Diplomatie : le Burkina Faso rompt ses relations diplomatiques avec la France
Le gouvernement burkinabè a officiellement annoncé, le vendredi 26 juin 2026, la rupture de ses relations diplomatiques avec la République française. La décision, rendue publique dans un communiqué officiel signé par le porte-parole du gouvernement, Pingdwendé Gilbert Ouédraogo, prend effet à compter de la même date.
Selon les autorités, cette mesure fait suite à une « évaluation approfondie » des relations entre les deux pays. Le gouvernement estime que les conditions d’une coopération fondée sur le respect mutuel, la confiance réciproque, la non-ingérence et le respect de la souveraineté nationale « ne sont plus réunies ».
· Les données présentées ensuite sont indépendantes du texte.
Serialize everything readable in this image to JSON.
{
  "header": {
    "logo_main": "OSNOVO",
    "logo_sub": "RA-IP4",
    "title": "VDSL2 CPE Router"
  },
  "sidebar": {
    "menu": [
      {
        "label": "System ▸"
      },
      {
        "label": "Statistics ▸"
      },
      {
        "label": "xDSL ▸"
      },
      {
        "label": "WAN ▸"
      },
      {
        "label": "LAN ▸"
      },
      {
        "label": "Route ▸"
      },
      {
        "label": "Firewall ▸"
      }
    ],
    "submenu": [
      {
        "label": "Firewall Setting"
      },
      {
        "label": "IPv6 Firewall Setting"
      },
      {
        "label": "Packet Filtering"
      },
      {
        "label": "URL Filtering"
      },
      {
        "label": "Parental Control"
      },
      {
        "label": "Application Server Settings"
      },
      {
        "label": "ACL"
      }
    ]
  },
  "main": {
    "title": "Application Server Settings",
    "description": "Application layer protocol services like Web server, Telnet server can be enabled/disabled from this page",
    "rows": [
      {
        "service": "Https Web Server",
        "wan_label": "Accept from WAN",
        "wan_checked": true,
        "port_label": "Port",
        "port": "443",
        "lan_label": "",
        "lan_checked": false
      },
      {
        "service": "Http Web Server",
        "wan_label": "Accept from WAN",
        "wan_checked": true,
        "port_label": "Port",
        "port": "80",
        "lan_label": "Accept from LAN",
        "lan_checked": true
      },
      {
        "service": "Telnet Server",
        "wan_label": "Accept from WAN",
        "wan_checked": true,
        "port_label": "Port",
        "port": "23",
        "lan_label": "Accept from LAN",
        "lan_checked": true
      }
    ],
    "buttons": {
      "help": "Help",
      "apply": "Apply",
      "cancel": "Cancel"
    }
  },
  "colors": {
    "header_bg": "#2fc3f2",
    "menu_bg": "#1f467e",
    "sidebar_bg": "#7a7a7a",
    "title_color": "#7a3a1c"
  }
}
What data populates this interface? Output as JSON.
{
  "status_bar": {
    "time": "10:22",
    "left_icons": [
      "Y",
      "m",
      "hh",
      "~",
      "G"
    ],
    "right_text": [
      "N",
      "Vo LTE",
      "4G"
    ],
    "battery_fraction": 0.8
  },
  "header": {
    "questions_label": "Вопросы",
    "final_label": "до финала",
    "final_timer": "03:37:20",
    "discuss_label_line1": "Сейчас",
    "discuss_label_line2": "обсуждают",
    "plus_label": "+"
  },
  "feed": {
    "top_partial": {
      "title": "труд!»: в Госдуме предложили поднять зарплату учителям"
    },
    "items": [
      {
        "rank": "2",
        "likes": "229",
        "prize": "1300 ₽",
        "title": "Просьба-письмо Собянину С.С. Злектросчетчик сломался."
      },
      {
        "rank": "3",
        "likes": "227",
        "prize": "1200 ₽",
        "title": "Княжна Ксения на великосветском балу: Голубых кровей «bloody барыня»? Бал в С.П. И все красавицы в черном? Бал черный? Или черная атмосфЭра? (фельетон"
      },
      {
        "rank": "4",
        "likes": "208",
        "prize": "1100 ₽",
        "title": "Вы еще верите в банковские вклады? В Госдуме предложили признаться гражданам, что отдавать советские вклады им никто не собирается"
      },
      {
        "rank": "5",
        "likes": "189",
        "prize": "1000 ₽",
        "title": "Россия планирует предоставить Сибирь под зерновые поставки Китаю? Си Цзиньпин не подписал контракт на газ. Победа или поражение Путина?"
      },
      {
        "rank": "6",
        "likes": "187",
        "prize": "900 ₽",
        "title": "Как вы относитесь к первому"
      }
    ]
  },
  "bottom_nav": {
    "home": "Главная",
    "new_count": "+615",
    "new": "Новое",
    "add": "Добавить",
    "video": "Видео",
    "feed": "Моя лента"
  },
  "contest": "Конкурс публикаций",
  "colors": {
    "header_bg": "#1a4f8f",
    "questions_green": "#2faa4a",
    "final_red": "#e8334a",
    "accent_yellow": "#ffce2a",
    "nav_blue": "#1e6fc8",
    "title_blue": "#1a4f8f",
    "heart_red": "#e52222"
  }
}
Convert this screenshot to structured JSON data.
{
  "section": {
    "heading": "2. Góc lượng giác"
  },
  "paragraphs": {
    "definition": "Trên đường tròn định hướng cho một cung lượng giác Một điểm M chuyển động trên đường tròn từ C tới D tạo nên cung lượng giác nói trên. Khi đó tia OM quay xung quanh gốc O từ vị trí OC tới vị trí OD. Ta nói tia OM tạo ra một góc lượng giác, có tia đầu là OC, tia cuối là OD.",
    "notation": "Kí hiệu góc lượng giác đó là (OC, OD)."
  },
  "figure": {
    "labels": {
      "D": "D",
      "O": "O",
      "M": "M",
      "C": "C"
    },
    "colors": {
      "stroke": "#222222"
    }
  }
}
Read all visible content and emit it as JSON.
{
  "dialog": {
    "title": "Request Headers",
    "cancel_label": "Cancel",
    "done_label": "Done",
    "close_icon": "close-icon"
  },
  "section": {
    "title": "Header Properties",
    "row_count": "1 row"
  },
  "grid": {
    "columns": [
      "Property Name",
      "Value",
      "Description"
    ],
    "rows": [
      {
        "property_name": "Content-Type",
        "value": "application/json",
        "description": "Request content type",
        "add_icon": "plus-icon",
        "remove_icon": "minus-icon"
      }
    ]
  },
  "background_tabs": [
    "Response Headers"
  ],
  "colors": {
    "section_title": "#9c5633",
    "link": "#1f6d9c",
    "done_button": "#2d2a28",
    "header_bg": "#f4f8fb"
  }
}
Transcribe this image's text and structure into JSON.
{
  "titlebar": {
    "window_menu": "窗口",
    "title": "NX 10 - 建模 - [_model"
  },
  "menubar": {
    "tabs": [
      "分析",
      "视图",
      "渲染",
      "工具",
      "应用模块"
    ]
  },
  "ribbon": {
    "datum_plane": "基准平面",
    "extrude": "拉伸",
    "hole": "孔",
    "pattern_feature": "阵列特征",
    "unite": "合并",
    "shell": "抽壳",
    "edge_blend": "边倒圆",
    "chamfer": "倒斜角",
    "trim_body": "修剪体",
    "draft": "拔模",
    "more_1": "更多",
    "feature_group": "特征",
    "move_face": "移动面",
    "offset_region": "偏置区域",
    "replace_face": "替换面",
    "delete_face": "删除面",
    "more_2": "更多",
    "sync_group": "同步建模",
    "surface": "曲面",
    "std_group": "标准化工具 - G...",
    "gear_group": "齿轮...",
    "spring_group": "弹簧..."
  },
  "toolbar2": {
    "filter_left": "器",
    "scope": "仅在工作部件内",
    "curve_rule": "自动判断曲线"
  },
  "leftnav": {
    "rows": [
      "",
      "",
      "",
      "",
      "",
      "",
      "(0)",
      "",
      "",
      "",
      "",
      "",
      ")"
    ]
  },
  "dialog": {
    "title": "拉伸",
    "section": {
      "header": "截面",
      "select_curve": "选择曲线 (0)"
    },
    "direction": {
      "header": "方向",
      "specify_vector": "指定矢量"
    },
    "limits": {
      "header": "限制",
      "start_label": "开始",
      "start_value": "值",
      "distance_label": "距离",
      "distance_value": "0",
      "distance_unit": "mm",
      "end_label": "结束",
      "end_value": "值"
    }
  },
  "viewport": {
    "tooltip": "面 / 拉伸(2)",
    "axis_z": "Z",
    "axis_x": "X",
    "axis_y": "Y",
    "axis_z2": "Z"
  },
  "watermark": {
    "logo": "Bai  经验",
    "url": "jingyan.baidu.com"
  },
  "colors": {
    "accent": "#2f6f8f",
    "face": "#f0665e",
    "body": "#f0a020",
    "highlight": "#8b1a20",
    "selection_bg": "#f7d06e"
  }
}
Le communiqué accuse notamment le régime français de mener « un activisme incessant » contre les intérêts du Burkina Faso, d’entretenir des « ambitions néocoloniales » et d’apporter un « soutien actif à des réseaux subversifs et aux terroristes » qui sévissent au Burkina Faso et dans le Sahel. Face à cette situation, les autorités disent avoir fait « le choix de la responsabilité et de la souveraineté ».
Le gouvernement précise toutefois que cette rupture ne remet pas en cause les liens historiques, humains, culturels et sociaux entre les peuples burkinabè et français. Il rassure également les ressortissants étrangers sur la protection de leurs personnes et de leurs intérêts, tout en appelant les citoyens au civisme et au respect des lois de la République.
Les autorités réaffirment par ailleurs leur volonté de poursuivre une politique étrangère indépendante, fondée sur la diversification des partenariats, le renforcement de la coopération Sud-Sud et des relations équilibrées avec l’ensemble des États.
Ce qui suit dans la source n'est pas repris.